Ella chupa con tanta fuerza se me sale una lágrima que rueda por su cabecita pelona. La sigo mientras se desliza por el puente de sus ojitos cerrados para luego desviarse por esa pequeña escusa de nariz y resbalar por unos cachetes reventados de salúd. A ella, no parece molestarle. Debí preparar mis pezones como me aconsejaron en las clases prenatales. Hubo otros muchos otros consejos que no seguí, tal vez porque me molestaba su entusiasmo. El curso fue largo y tedioso. Especialmente difícil para mí, porque las otras mujeres estaban acompañadas de sus parejas. Yo iba con mi mamá, la cual cada vez que los instructores decían algo que le parecía incorrecto secreteaba a mi oído que eran unos pendejos. Ella no entiende por qué el doctor insistía en que perdiéramos el tiempo en vez de estar trabajando para pagar los gastos del bebé. Yo dejé el ultimo año de la preparatoria incompleto, desperdiciando la beca que tenía y estuve ayudando en la tienda de mis tíos hasta el día que se me rompió la fuente.
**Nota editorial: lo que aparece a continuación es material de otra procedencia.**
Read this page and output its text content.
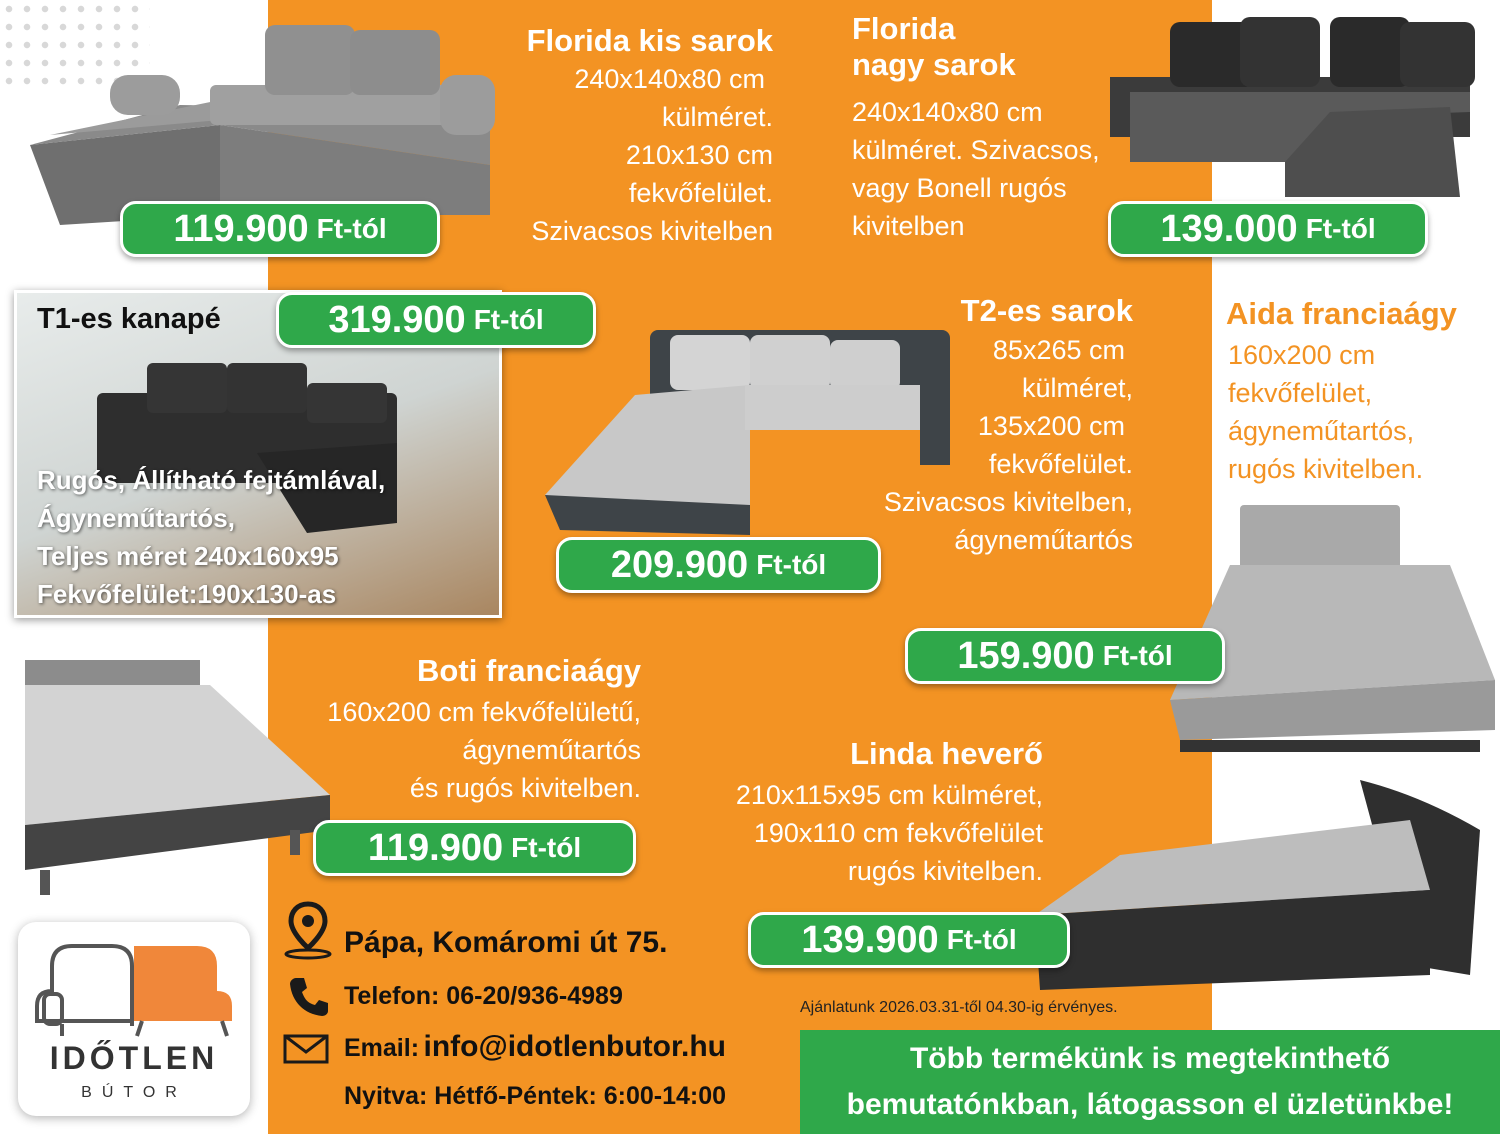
119.900 Ft-tól
Florida kis sarok
240x140x80 cm
külméret.
210x130 cm
fekvőfelület.
Szivacsos kivitelben
Florida
nagy sarok
240x140x80 cm
külméret. Szivacsos,
vagy Bonell rugós
kivitelben	139.000 Ft-tól
T1-es kanapé
Rugós, Állítható fejtámlával,
Ágyneműtartós,
Teljes méret 240x160x95
Fekvőfelület:190x130-as
319.900 Ft-tól
209.900 Ft-tól
T2-es sarok
85x265 cm
külméret,
135x200 cm
fekvőfelület.
Szivacsos kivitelben,
ágyneműtartós
Aida franciaágy
160x200 cm
fekvőfelület,
ágyneműtartós,
rugós kivitelben.
159.900 Ft-tól
Boti franciaágy
160x200 cm fekvőfelületű,
ágyneműtartós
és rugós kivitelben.
119.900 Ft-tól
Linda heverő
210x115x95 cm külméret,
190x110 cm fekvőfelület
rugós kivitelben.
139.900 Ft-tól
Pápa, Komáromi út 75.
Telefon: 06-20/936-4989
Email: info@idotlenbutor.hu
Nyitva: Hétfő-Péntek: 6:00-14:00
IDŐTLEN
BÚTOR
Ajánlatunk 2026.03.31-től 04.30-ig érvényes.
Több termékünk is megtekinthető
bemutatónkban, látogasson el üzletünkbe!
Mis bubis que antes tenían los pezones rosados han crecido como montes irregulares y siento bolas espesas que se atoran cada vez más duras. La piel me pica de seca y empiezo a perder cabello. Mi cuerpo está irreconocible; todo lo que se hinchó en el embarazo, ahora me cuelga como piel muerta. No puedo verme en el espejo. Limpio la herida en mi panza sin verla, porque tengo terror de la gruesa cicatriz que atraviesa mi pelvis. Ya no me reconozco. Me siento horrible, incluso más que antes, duermo sin descansar y todo el tiempo quiero llorar. Siento que fui hechizada y ahora vivo en un mundo que no es el mío. La niña no me da chance ni un minuto, todo el tiempo tengo que preparar sus cosas, limpiar cacas y darle de comer. Nunca imaginé que fuera tan cansado, pero ella me demanda a gritos un amor que no le puedo dar y a cambio, la atiendo como una esclava que está condenada.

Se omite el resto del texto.